In a role with the United States Agency for International Development (USAID), he directed programmes in sustainable development and food across Asia and Africa. He also helped to launch an agricultural partnership with India and programmes to help food research in Iraq.
Now, with Poetry X Hunger, he is determined to help those in the US suffering from hunger caused by an unreliable food system.
“The pandemic has seriously reversed progress on hunger in the US,” he says. “Our food systems in the US and the world will rise and fall on the elusive nature of political will and public commitment. I firmly believe poetry can activate and sustain that will, that commitment towards a hunger-free future.”
Read Testimony, by last year’s Food Day poetry competition winner Brian Donnell James.

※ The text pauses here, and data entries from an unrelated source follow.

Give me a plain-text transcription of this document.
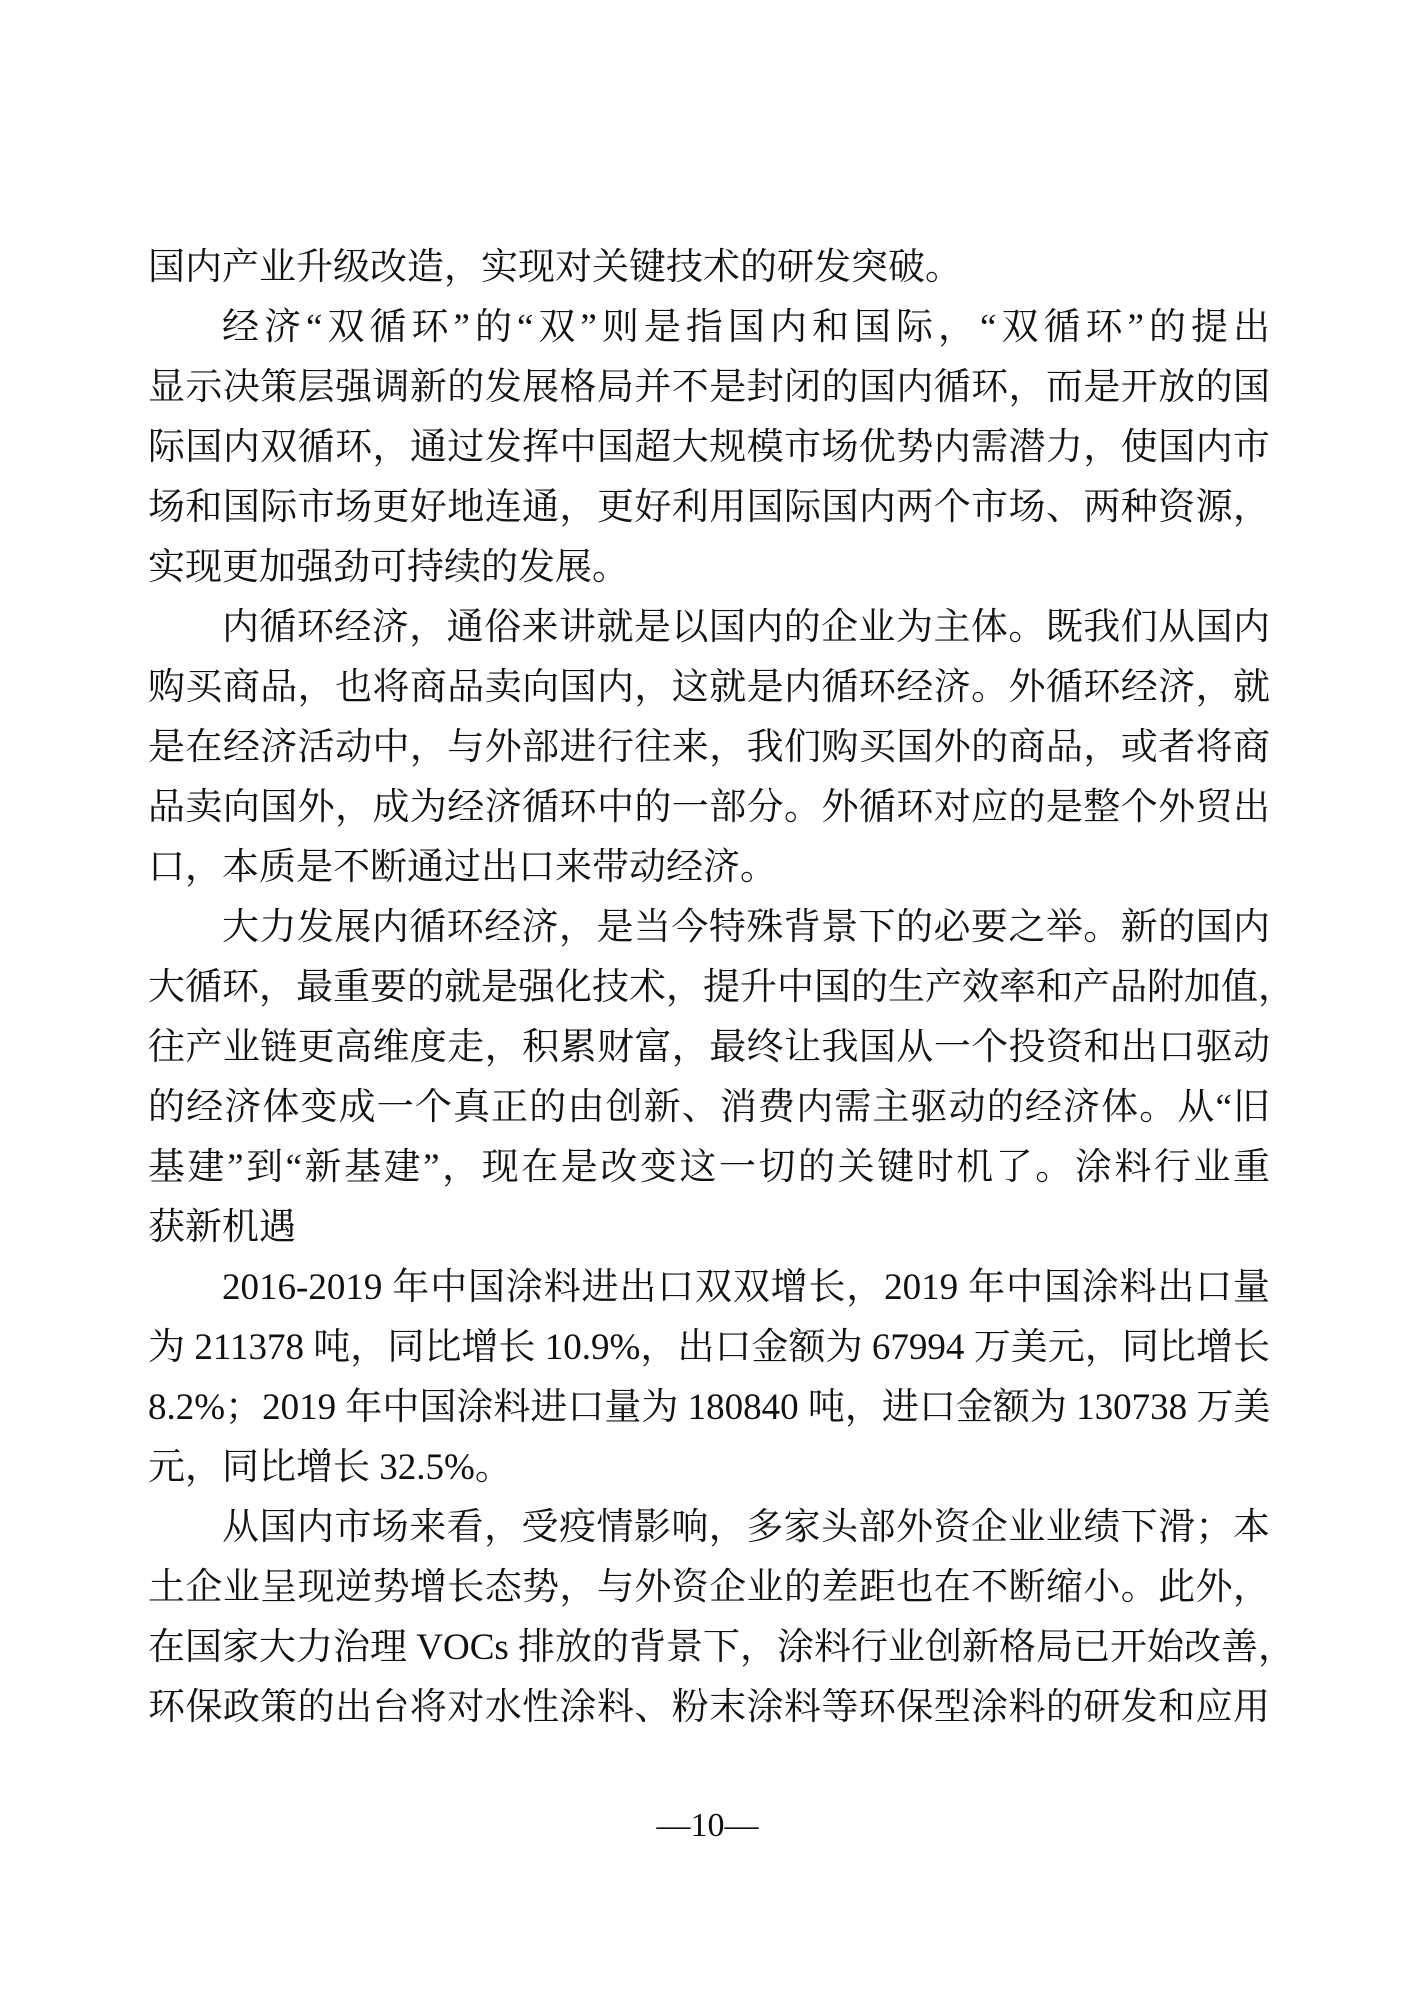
国内产业升级改造，实现对关键技术的研发突破。
经济“双循环”的“双”则是指国内和国际，“双循环”的提出
显示决策层强调新的发展格局并不是封闭的国内循环，而是开放的国
际国内双循环，通过发挥中国超大规模市场优势内需潜力，使国内市
场和国际市场更好地连通，更好利用国际国内两个市场、两种资源，
实现更加强劲可持续的发展。
内循环经济，通俗来讲就是以国内的企业为主体。既我们从国内
购买商品，也将商品卖向国内，这就是内循环经济。外循环经济，就
是在经济活动中，与外部进行往来，我们购买国外的商品，或者将商
品卖向国外，成为经济循环中的一部分。外循环对应的是整个外贸出
口，本质是不断通过出口来带动经济。
大力发展内循环经济，是当今特殊背景下的必要之举。新的国内
大循环，最重要的就是强化技术，提升中国的生产效率和产品附加值，
往产业链更高维度走，积累财富，最终让我国从一个投资和出口驱动
的经济体变成一个真正的由创新、消费内需主驱动的经济体。从“旧
基建”到“新基建”，现在是改变这一切的关键时机了。涂料行业重
获新机遇
2016-2019 年中国涂料进出口双双增长，2019 年中国涂料出口量
为 211378 吨，同比增长 10.9%，出口金额为 67994 万美元，同比增长
8.2%；2019 年中国涂料进口量为 180840 吨，进口金额为 130738 万美
元，同比增长 32.5%。
从国内市场来看，受疫情影响，多家头部外资企业业绩下滑；本
土企业呈现逆势增长态势，与外资企业的差距也在不断缩小。此外，
在国家大力治理 VOCs 排放的背景下，涂料行业创新格局已开始改善，
环保政策的出台将对水性涂料、粉末涂料等环保型涂料的研发和应用
—10—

From 1998 until his retirement in February 2015, Dr Larew served as Director of International Programs at the USDA National Institute for Food and Agriculture. He transformed international agricultural science programmes into models for sustainable development overseas by fostering partnerships between American university, business, government and charitable organisations to assist countries around the world.